ADV_INT.3 Minimisation of complexity
Application notes
This component requires that the reference monitor property "simple enough to be analysed" is fully addressed. When this component is combined with the functional requirements FPT_RVM.1 and FPT_SEP.3, the reference monitor concept would be fully realised.
Dependencies:
ADV_IMP.2 Implementation of the TSF
ADV_LLD.1 Descriptive low-level design
Developer action elements:
ADV_INT.3.1D The developer shall design and structure the TSF in a modular fashion that avoids unnecessary interactions between the modules of the design.
ADV_INT.3.2D The developer shall provide an architectural description.
ADV_INT.3.3D The developer shall design and structure the TSF in a layered fashion that minimises mutual interactions between the layers of the design.
ADV_INT.3.4D The developer shall design and structure the TSF in such a way that minimises the complexity of the entire TSF.
ADV_INT.3.5D The developer shall design and structure the portions of the TSF that enforce any access control and/or information flow control policies such that they are simple enough to be analysed.
ADV_INT.3.6D The developer shall ensure that functions whose objectives are not relevant for the TSF are excluded from the TSF modules.

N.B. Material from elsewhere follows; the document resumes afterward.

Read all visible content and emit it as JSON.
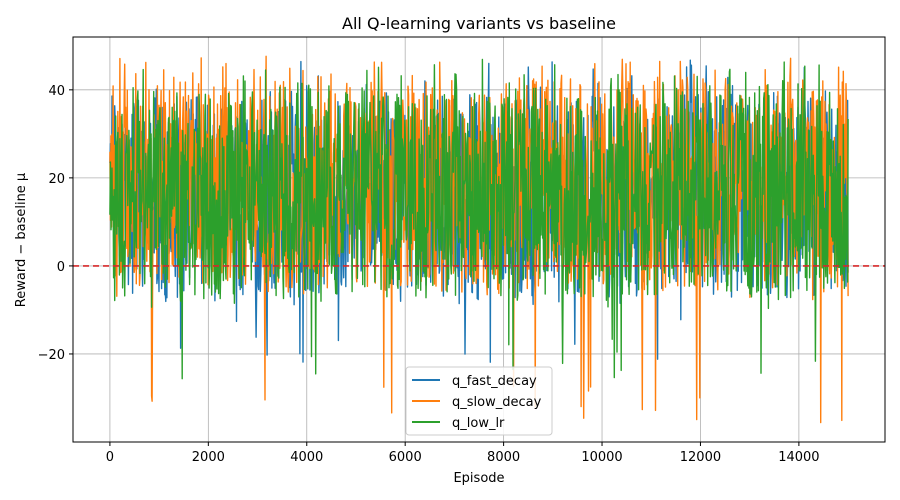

Content and presentation of evidence elements:
ADV_INT.3.1C The architectural description shall identify the modules of the TSF and shall specify which portions of the TSF enforce the access control and/or information flow control policies.

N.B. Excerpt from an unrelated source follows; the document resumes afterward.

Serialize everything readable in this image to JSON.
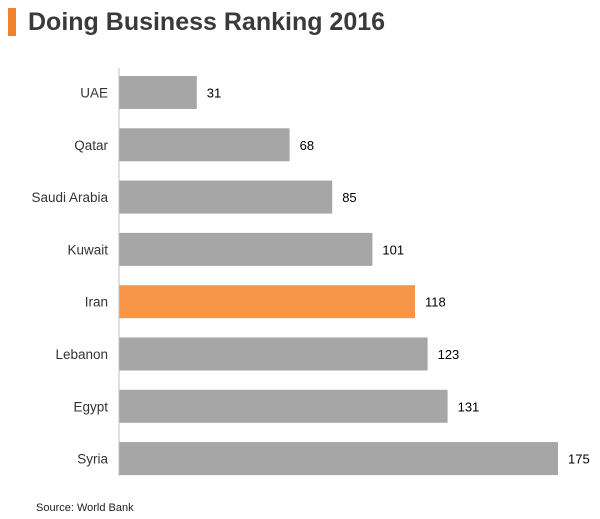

ADV_INT.3.2C The architectural description shall describe the purpose, interface, parameters, and side-effects of each module of the TSF.
ADV_INT.3.3C The architectural description shall describe how the TSF design provides for largely independent modules that avoid unnecessary interactions.
ADV_INT.3.4C The architectural description shall describe the layering architecture.
ADV_INT.3.5C The architectural description shall show that mutual interactions have been minimised, and justify those that remain.
ADV_INT.3.6C The architectural description shall describe how the entire TSF has been structured to minimise complexity.
ADV_INT.3.7C The architectural description shall justify the inclusion of any non-TSP-enforcing modules in the TSF.
Evaluator action elements:
ADV_INT.3.1E The evaluator shall confirm that the information provided meets all requirements for content and presentation of evidence.
ADV_INT.3.2E The evaluator shall determine that both the low-level design and the implementation representation are in compliance with the architectural description.
ADV_INT.3.3E The evaluator shall confirm that the portions of the TSF that enforce any access control and/or information flow control policies are simple enough to be analysed.